PCF centres' makeover not just skin-deep
The uniforms for children attending PAP Community Foundation kindergartens have evolved over the years, from the blue and white attire of the 1980s, to the latest iteration.

The iconic white and blue uniform familiar to many who grew up attending PAP Community Foundation (PCF) kindergartens has been given a makeover. In its place is a white, blue-trimmed, red-collared T-shirt and red shorts.

The fresh look - which will be worn by most of the 44,000 children enrolled in its kindergartens and childcare centres from next year - also comes with a new logo unveiled yesterday by chairman of PCF executive committee Lawrence Wong at a branch in Bishan.

But the changes are more than skin-deep - standard curricula have been developed to be used across its schools, a PCF spokesman told The Sunday Times.

The rebranding exercise of Singapore's largest pre-school operator is part of a three-year revamp that started in 2012 to bring all of its 360 kindergartens and childcare centres under a centralised system.

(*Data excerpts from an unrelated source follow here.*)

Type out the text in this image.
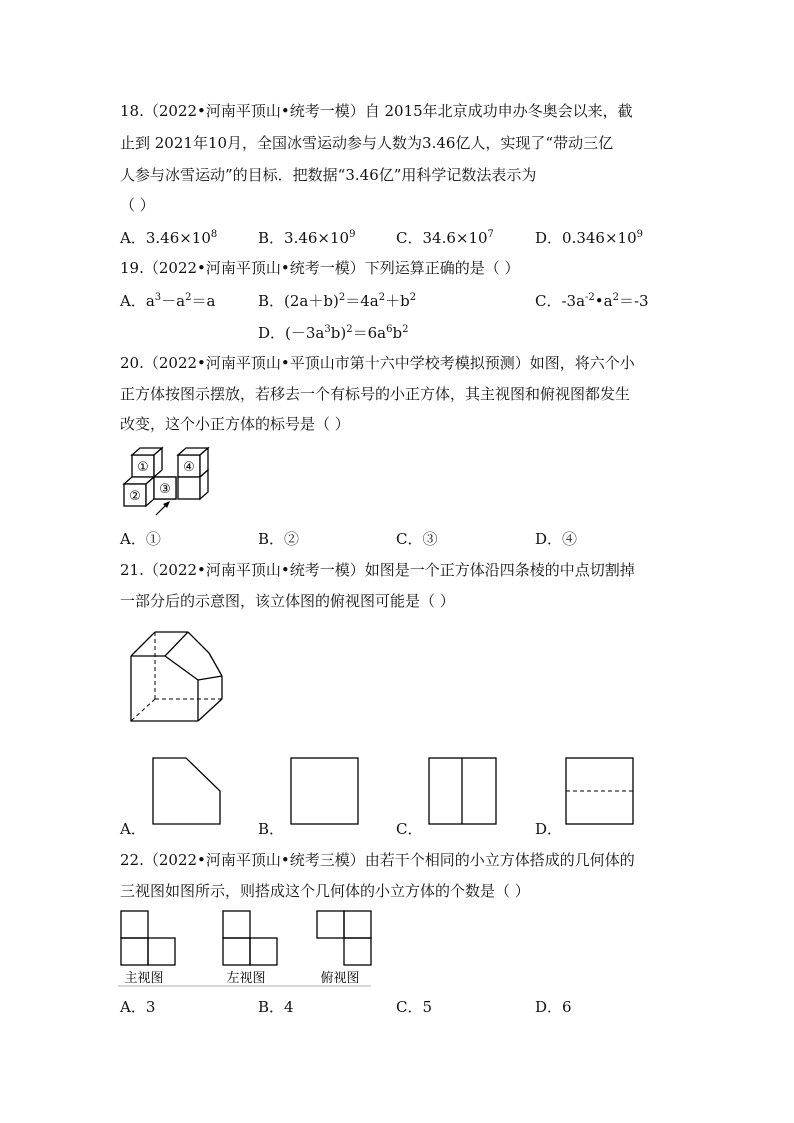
18.（2022•河南平顶山•统考一模）自 2015年北京成功申办冬奥会以来，截
止到 2021年10月，全国冰雪运动参与人数为3.46亿人，实现了“带动三亿
人参与冰雪运动”的目标．把数据“3.46亿”用科学记数法表示为
（ ）
A．$3.46\times 10^8$	B．$3.46\times 10^9$	C．$34.6\times 10^7$	D．$0.346\times 10^9$
19.（2022•河南平顶山•统考一模）下列运算正确的是（ ）
A．$a^3-a^2=a$	B．$(2a+b)^2=4a^2+b^2$	C．$-3a^{-2}•a^2=-3$
D．$(-3a^3b)^2=6a^6b^2$
20.（2022•河南平顶山•平顶山市第十六中学校考模拟预测）如图，将六个小
正方体按图示摆放，若移去一个有标号的小正方体，其主视图和俯视图都发生
改变，这个小正方体的标号是（ ）
①	④
② ③
A．①	B．②	C．③	D．④
21.（2022•河南平顶山•统考一模）如图是一个正方体沿四条棱的中点切割掉
一部分后的示意图，该立体图的俯视图可能是（ ）
A．	B．	C．	D．
22.（2022•河南平顶山•统考三模）由若干个相同的小立方体搭成的几何体的
三视图如图所示，则搭成这个几何体的小立方体的个数是（ ）
主视图	左视图	俯视图
A．3	B．4	C．5	D．6
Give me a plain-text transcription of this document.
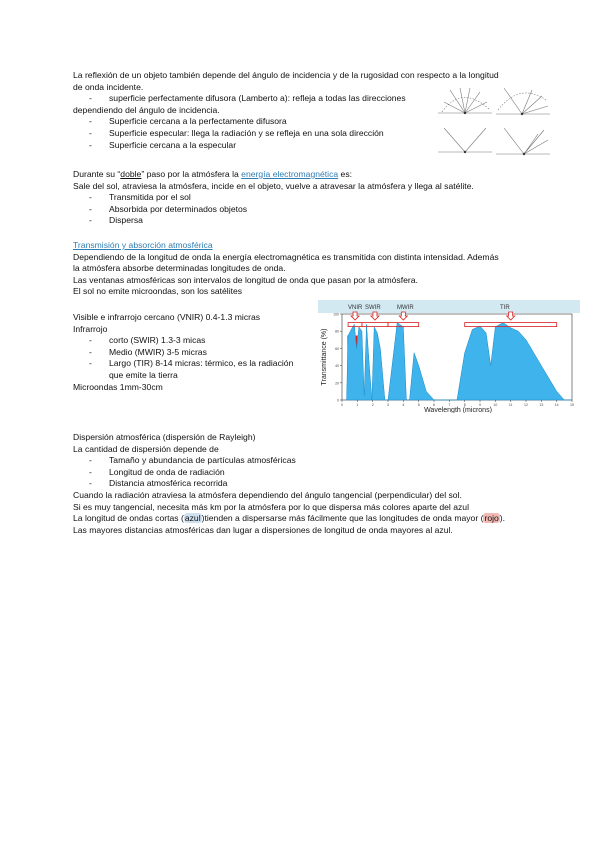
La reflexión de un objeto también depende del ángulo de incidencia y de la rugosidad con respecto a la longitud
de onda incidente.
- superficie perfectamente difusora (Lamberto a): refleja a todas las direcciones
dependiendo del ángulo de incidencia.
- Superficie cercana a la perfectamente difusora
- Superficie especular: llega la radiación y se refleja en una sola dirección
- Superficie cercana a la especular
Durante su “doble” paso por la atmósfera la energía electromagnética es:
Sale del sol, atraviesa la atmósfera, incide en el objeto, vuelve a atravesar la atmósfera y llega al satélite.
- Transmitida por el sol
- Absorbida por determinados objetos
- Dispersa
Transmisión y absorción atmosférica
Dependiendo de la longitud de onda la energía electromagnética es transmitida con distinta intensidad. Además
la atmósfera absorbe determinadas longitudes de onda.
Las ventanas atmosféricas son intervalos de longitud de onda que pasan por la atmósfera.
El sol no emite microondas, son los satélites
Visible e infrarrojo cercano (VNIR) 0.4-1.3 micras
Infrarrojo
- corto (SWIR) 1.3-3 micas
- Medio (MWIR) 3-5 micras
- Largo (TIR) 8-14 micras: térmico, es la radiación
que emite la tierra
Microondas 1mm-30cm
0	1	2	3	4	5	6	7	8	9	10	11	12	13	14	15
0
20
40
60
80
100
Transmittance (%)
Wavelength (microns)
VNIR SWIR	MWIR	TIR
Dispersión atmosférica (dispersión de Rayleigh)
La cantidad de dispersión depende de
- Tamaño y abundancia de partículas atmosféricas
- Longitud de onda de radiación
- Distancia atmosférica recorrida
Cuando la radiación atraviesa la atmósfera dependiendo del ángulo tangencial (perpendicular) del sol.
Si es muy tangencial, necesita más km por la atmósfera por lo que dispersa más colores aparte del azul
La longitud de ondas cortas (azul)tienden a dispersarse más fácilmente que las longitudes de onda mayor (rojo).
Las mayores distancias atmosféricas dan lugar a dispersiones de longitud de onda mayores al azul.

This was done to address the problem of uneven standards across different centres, and to keep up with rising expectations of parents as more competing players joined the sector.

In the past, centres were run by individual divisions. Each decided on its own curriculum, fees and teachers.

About 200 kindergartens have now started basing their lessons on a curriculum framework developed by the Education Ministry. Some of its features include learning through play, and an emphasis on building social skills and confidence. And 130 childcare centres are also using a newly developed curriculum guided by a framework from the Early Childhood Development Agency, which sets out the principles for quality care and learning practices.

The rest of the kindergartens and childcare centres are expected to switch by next year.

PCF said some centres will still run special programmes, such as those using the famous Reggio Emilia approach with its inquiry-based learning philosophy, to allow for diversity. Centres are also encouraged to conduct their own niche activities, depending on the needs of the children.

That is why there will not be a fixed school fee for all centres, said Mr Wong.

"We think we can narrow that variation but we are not about to mandate a standard fee overnight," he said. Currently, PCF kindergarten fees range from $60 to $160, while childcare rates are between $600 and $700.

Mr Wong added that the restructuring process will also provide more pathways for career progression, because staff can develop their careers not only within one centre, but also across the entire organisation.

Ms Felicia Koh has been a pre-school teacher at the same centre in Bishan North for the last 11 years. She was promoted to senior teacher two years ago.

"Over the years, I have seen colleagues leave partly due to limited career options, so the changes will help attract and retain more teachers while sharpening their skills when they are exposed to different practices at other centres," said the 49-year-old.

Housewife Dawn Chew, 33, who has two daughters in childcare now, said parents will feel more assured with the move to level up standards.

"We feel more at ease that the children will enter Primary 1 at roughly the same level instead of having some lagging behind others."